Before Robertson’s withdrawal was announced, the premier reappointed Heed to cabinet, citing those very passages quoted above as proof “the special prosecutor fully exonerated Heed.”

The newly restored solicitor-general then met with reporters in the foyer outside the legislative chamber.

Some expression of relief on Heed’s part was understandable. He was off the hook. The premier had expressed his confidence and reappointed him to cabinet.

But the good-to-be-back-in-the-saddle tone was all wrong. Not a word of regret that his campaign stood accused of the most serious charges ever laid in connection with the outcome of a B.C. election.

As opposition house leader Mike Farnworth noted in his reaction, the accused in this case were not some minor-league volunteers run amok. Two of them were the key officials in the Heed campaign.

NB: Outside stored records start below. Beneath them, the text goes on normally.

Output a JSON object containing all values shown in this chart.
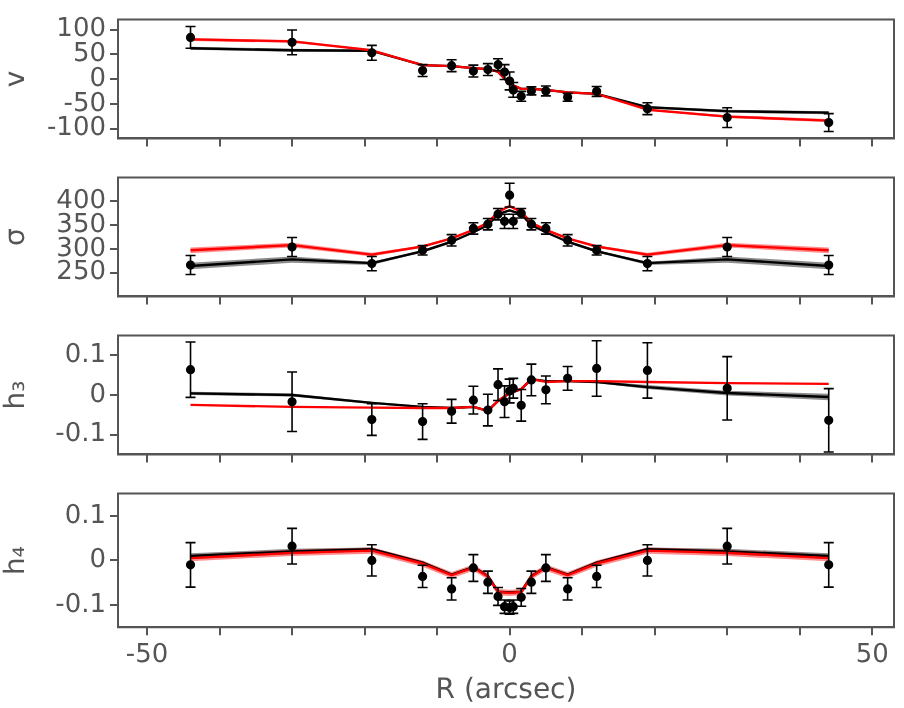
{
  "chart_data": [
    {
      "type": "scatter",
      "ylabel": "v",
      "xlim": [
        -54,
        53
      ],
      "xticks": [
        {
          "value": -50,
          "label": null
        },
        {
          "value": -40,
          "label": null
        },
        {
          "value": -30,
          "label": null
        },
        {
          "value": -20,
          "label": null
        },
        {
          "value": -10,
          "label": null
        },
        {
          "value": 0,
          "label": null
        },
        {
          "value": 10,
          "label": null
        },
        {
          "value": 20,
          "label": null
        },
        {
          "value": 30,
          "label": null
        },
        {
          "value": 40,
          "label": null
        },
        {
          "value": 50,
          "label": null
        }
      ],
      "ylim": [
        -120,
        120
      ],
      "yticks": [
        -100,
        -50,
        0,
        50,
        100
      ],
      "tick_labels": "y",
      "grid": false,
      "legend": false,
      "series": [
        {
          "type": "line",
          "marker": "none",
          "color": "#000000",
          "x": [
            -44,
            -30,
            -19,
            -12,
            -8,
            -5,
            -3,
            -1.6,
            0,
            1.6,
            3,
            5,
            8,
            12,
            19,
            30,
            44
          ],
          "values": [
            62,
            58,
            57,
            28,
            26,
            22,
            20,
            15,
            -10,
            -20,
            -20,
            -22,
            -27,
            -30,
            -57,
            -65,
            -68
          ],
          "lower": [
            59,
            55,
            55,
            27,
            25,
            21,
            19,
            14,
            -11,
            -21,
            -21,
            -23,
            -28,
            -31,
            -59,
            -68,
            -71
          ],
          "upper": [
            65,
            61,
            59,
            29,
            27,
            23,
            21,
            16,
            -9,
            -19,
            -19,
            -21,
            -26,
            -29,
            -55,
            -62,
            -65
          ]
        },
        {
          "type": "line",
          "marker": "none",
          "color": "#ff0000",
          "x": [
            -44,
            -30,
            -19,
            -12,
            -8,
            -5,
            -3,
            -1.6,
            0,
            1.6,
            3,
            5,
            8,
            12,
            19,
            30,
            44
          ],
          "values": [
            80,
            76,
            58,
            28,
            26,
            22,
            20,
            15,
            -10,
            -20,
            -20,
            -22,
            -27,
            -30,
            -62,
            -76,
            -84
          ],
          "lower": [
            77,
            73,
            57,
            27,
            25,
            21,
            19,
            14,
            -11,
            -21,
            -21,
            -23,
            -28,
            -31,
            -63,
            -79,
            -87
          ],
          "upper": [
            83,
            79,
            59,
            29,
            27,
            23,
            21,
            16,
            -9,
            -19,
            -19,
            -21,
            -26,
            -29,
            -61,
            -73,
            -81
          ]
        },
        {
          "type": "scatter",
          "marker": "circle",
          "color": "#000000",
          "x": [
            -44,
            -30,
            -19,
            -12,
            -8,
            -5,
            -3,
            -1.6,
            -0.7,
            0,
            0.5,
            1.6,
            3,
            5,
            8,
            12,
            19,
            30,
            44
          ],
          "values": [
            84,
            74,
            53,
            17,
            27,
            16,
            19,
            29,
            14,
            -4,
            -22,
            -35,
            -24,
            -24,
            -37,
            -25,
            -60,
            -78,
            -88
          ],
          "errors": [
            22,
            25,
            15,
            12,
            12,
            12,
            12,
            12,
            15,
            18,
            15,
            10,
            8,
            10,
            8,
            10,
            12,
            20,
            18
          ]
        }
      ]
    },
    {
      "type": "scatter",
      "ylabel": "σ",
      "xlim": [
        -54,
        53
      ],
      "xticks": [
        {
          "value": -50,
          "label": null
        },
        {
          "value": -40,
          "label": null
        },
        {
          "value": -30,
          "label": null
        },
        {
          "value": -20,
          "label": null
        },
        {
          "value": -10,
          "label": null
        },
        {
          "value": 0,
          "label": null
        },
        {
          "value": 10,
          "label": null
        },
        {
          "value": 20,
          "label": null
        },
        {
          "value": 30,
          "label": null
        },
        {
          "value": 40,
          "label": null
        },
        {
          "value": 50,
          "label": null
        }
      ],
      "ylim": [
        200,
        450
      ],
      "yticks": [
        250,
        300,
        350,
        400
      ],
      "tick_labels": "y",
      "grid": false,
      "legend": false,
      "series": [
        {
          "type": "line",
          "color": "#000000",
          "x": [
            -44,
            -30,
            -19,
            -12,
            -8,
            -5,
            -3,
            -1.6,
            0,
            1.6,
            3,
            5,
            8,
            12,
            19,
            30,
            44
          ],
          "values": [
            264,
            278,
            270,
            295,
            315,
            335,
            350,
            373,
            381,
            373,
            350,
            335,
            315,
            295,
            270,
            278,
            264
          ],
          "lower": [
            257,
            271,
            266,
            293,
            313,
            333,
            348,
            371,
            379,
            371,
            348,
            333,
            313,
            293,
            266,
            271,
            257
          ],
          "upper": [
            271,
            284,
            273,
            297,
            317,
            337,
            352,
            375,
            383,
            375,
            352,
            337,
            317,
            297,
            273,
            284,
            271
          ]
        },
        {
          "type": "line",
          "marker": "none",
          "color": "#ff0000",
          "x": [
            -44,
            -30,
            -19,
            -12,
            -8,
            -5,
            -3,
            -1.6,
            0,
            1.6,
            3,
            5,
            8,
            12,
            19,
            30,
            44
          ],
          "values": [
            297,
            308,
            288,
            305,
            322,
            340,
            355,
            378,
            390,
            378,
            355,
            340,
            322,
            305,
            288,
            308,
            297
          ],
          "lower": [
            291,
            303,
            284,
            303,
            320,
            338,
            353,
            376,
            388,
            376,
            353,
            338,
            320,
            303,
            284,
            303,
            291
          ],
          "upper": [
            303,
            313,
            292,
            307,
            324,
            342,
            357,
            380,
            392,
            380,
            357,
            342,
            324,
            307,
            292,
            313,
            303
          ]
        },
        {
          "type": "scatter",
          "marker": "circle",
          "color": "#000000",
          "x": [
            -44,
            -30,
            -19,
            -12,
            -8,
            -5,
            -3,
            -1.6,
            -0.7,
            0,
            0.5,
            1.6,
            3,
            5,
            8,
            12,
            19,
            30,
            44
          ],
          "values": [
            266,
            304,
            269,
            297,
            318,
            343,
            352,
            373,
            358,
            413,
            358,
            375,
            352,
            343,
            318,
            297,
            269,
            304,
            266
          ],
          "errors": [
            20,
            20,
            15,
            10,
            12,
            12,
            12,
            12,
            15,
            25,
            15,
            10,
            12,
            12,
            12,
            10,
            15,
            20,
            20
          ]
        }
      ]
    },
    {
      "type": "scatter",
      "ylabel": "h₃",
      "xlim": [
        -54,
        53
      ],
      "xticks": [
        {
          "value": -50,
          "label": null
        },
        {
          "value": -40,
          "label": null
        },
        {
          "value": -30,
          "label": null
        },
        {
          "value": -20,
          "label": null
        },
        {
          "value": -10,
          "label": null
        },
        {
          "value": 0,
          "label": null
        },
        {
          "value": 10,
          "label": null
        },
        {
          "value": 20,
          "label": null
        },
        {
          "value": 30,
          "label": null
        },
        {
          "value": 40,
          "label": null
        },
        {
          "value": 50,
          "label": null
        }
      ],
      "ylim": [
        -0.15,
        0.15
      ],
      "yticks": [
        -0.1,
        0,
        0.1
      ],
      "tick_labels": "y",
      "grid": false,
      "legend": false,
      "series": [
        {
          "type": "line",
          "marker": "none",
          "color": "#000000",
          "x": [
            -44,
            -30,
            -19,
            -12,
            -8,
            -5,
            -3,
            -1.6,
            0,
            1.6,
            3,
            5,
            8,
            12,
            19,
            30,
            44
          ],
          "values": [
            0.004,
            0,
            -0.02,
            -0.03,
            -0.033,
            -0.03,
            -0.04,
            -0.015,
            0.005,
            0.015,
            0.04,
            0.035,
            0.035,
            0.033,
            0.02,
            0.005,
            -0.005
          ],
          "lower": [
            0,
            -0.004,
            -0.023,
            -0.032,
            -0.035,
            -0.032,
            -0.042,
            -0.017,
            0.003,
            0.013,
            0.038,
            0.033,
            0.033,
            0.03,
            0.015,
            -0.001,
            -0.013
          ],
          "upper": [
            0.008,
            0.004,
            -0.017,
            -0.028,
            -0.031,
            -0.028,
            -0.038,
            -0.013,
            0.007,
            0.017,
            0.042,
            0.037,
            0.037,
            0.036,
            0.025,
            0.011,
            0.003
          ]
        },
        {
          "type": "line",
          "marker": "none",
          "color": "#ff0000",
          "x": [
            -44,
            -30,
            -19,
            -12,
            -8,
            -5,
            -3,
            -1.6,
            0,
            1.6,
            3,
            5,
            8,
            12,
            19,
            30,
            44
          ],
          "values": [
            -0.025,
            -0.03,
            -0.032,
            -0.033,
            -0.033,
            -0.03,
            -0.04,
            -0.015,
            0.005,
            0.015,
            0.04,
            0.033,
            0.035,
            0.035,
            0.033,
            0.03,
            0.028
          ]
        },
        {
          "type": "scatter",
          "marker": "circle",
          "color": "#000000",
          "x": [
            -44,
            -30,
            -19,
            -12,
            -8,
            -5,
            -3,
            -1.6,
            -0.7,
            0,
            0.5,
            1.6,
            3,
            5,
            8,
            12,
            19,
            30,
            44
          ],
          "values": [
            0.064,
            -0.017,
            -0.062,
            -0.067,
            -0.041,
            -0.013,
            -0.038,
            0.026,
            -0.017,
            0.01,
            0.017,
            -0.026,
            0.038,
            0.013,
            0.042,
            0.067,
            0.062,
            0.017,
            -0.064
          ],
          "errors": [
            0.07,
            0.075,
            0.04,
            0.045,
            0.03,
            0.035,
            0.04,
            0.04,
            0.04,
            0.03,
            0.025,
            0.04,
            0.04,
            0.035,
            0.03,
            0.07,
            0.07,
            0.08,
            0.08
          ]
        }
      ]
    },
    {
      "type": "scatter",
      "ylabel": "h₄",
      "xlabel": "R (arcsec)",
      "xlim": [
        -54,
        53
      ],
      "xticks": [
        -50,
        {
          "value": -40,
          "label": null
        },
        {
          "value": -30,
          "label": null
        },
        {
          "value": -20,
          "label": null
        },
        {
          "value": -10,
          "label": null
        },
        0,
        {
          "value": 10,
          "label": null
        },
        {
          "value": 20,
          "label": null
        },
        {
          "value": 30,
          "label": null
        },
        {
          "value": 40,
          "label": null
        },
        50
      ],
      "ylim": [
        -0.15,
        0.15
      ],
      "yticks": [
        -0.1,
        0,
        0.1
      ],
      "grid": false,
      "legend": false,
      "series": [
        {
          "type": "line",
          "marker": "none",
          "color": "#000000",
          "x": [
            -44,
            -30,
            -19,
            -12,
            -8,
            -5,
            -3,
            -1.6,
            0,
            1.6,
            3,
            5,
            8,
            12,
            19,
            30,
            44
          ],
          "values": [
            0.01,
            0.02,
            0.025,
            -0.005,
            -0.032,
            -0.015,
            -0.035,
            -0.07,
            -0.072,
            -0.07,
            -0.035,
            -0.015,
            -0.032,
            -0.005,
            0.025,
            0.02,
            0.01
          ],
          "lower": [
            0.003,
            0.014,
            0.021,
            -0.008,
            -0.034,
            -0.017,
            -0.037,
            -0.072,
            -0.074,
            -0.072,
            -0.037,
            -0.017,
            -0.034,
            -0.008,
            0.021,
            0.014,
            0.003
          ],
          "upper": [
            0.016,
            0.026,
            0.029,
            -0.002,
            -0.03,
            -0.013,
            -0.033,
            -0.068,
            -0.07,
            -0.068,
            -0.033,
            -0.013,
            -0.03,
            -0.002,
            0.029,
            0.026,
            0.016
          ]
        },
        {
          "type": "line",
          "marker": "none",
          "color": "#ff0000",
          "x": [
            -44,
            -30,
            -19,
            -12,
            -8,
            -5,
            -3,
            -1.6,
            0,
            1.6,
            3,
            5,
            8,
            12,
            19,
            30,
            44
          ],
          "values": [
            0.005,
            0.017,
            0.022,
            -0.007,
            -0.033,
            -0.016,
            -0.036,
            -0.071,
            -0.073,
            -0.071,
            -0.036,
            -0.016,
            -0.033,
            -0.007,
            0.022,
            0.017,
            0.005
          ],
          "lower": [
            -0.002,
            0.01,
            0.015,
            -0.014,
            -0.04,
            -0.023,
            -0.043,
            -0.078,
            -0.08,
            -0.078,
            -0.043,
            -0.023,
            -0.04,
            -0.014,
            0.015,
            0.01,
            -0.002
          ],
          "upper": [
            0.012,
            0.024,
            0.029,
            0,
            -0.026,
            -0.009,
            -0.029,
            -0.064,
            -0.066,
            -0.064,
            -0.029,
            -0.009,
            -0.026,
            0,
            0.029,
            0.024,
            0.012
          ]
        },
        {
          "type": "scatter",
          "marker": "circle",
          "color": "#000000",
          "x": [
            -44,
            -30,
            -19,
            -12,
            -8,
            -5,
            -3,
            -1.6,
            -0.7,
            0,
            0.5,
            1.6,
            3,
            5,
            8,
            12,
            19,
            30,
            44
          ],
          "values": [
            -0.01,
            0.032,
            0,
            -0.036,
            -0.064,
            -0.017,
            -0.049,
            -0.081,
            -0.104,
            -0.106,
            -0.104,
            -0.083,
            -0.049,
            -0.017,
            -0.064,
            -0.036,
            0,
            0.032,
            -0.01
          ],
          "errors": [
            0.05,
            0.04,
            0.035,
            0.025,
            0.025,
            0.03,
            0.025,
            0.02,
            0.015,
            0.015,
            0.015,
            0.02,
            0.025,
            0.03,
            0.025,
            0.025,
            0.035,
            0.04,
            0.05
          ]
        }
      ]
    }
  ]
}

And depending on how these charges play out — there are several “ifs” — the outcome could be a court order that would vacate Heed’s seat in the legislature and lead to a byelection.

But when I asked Heed about the absence of any note of contrition in his statement, he pushed back. He’d been exonerated. The special prosecutor said so. The matter was closed as far as he was concerned.

No story here, says top cop. Move along.

Arrogant in the extreme. No wonder Campbell considers him a perfect fit for his cabinet table.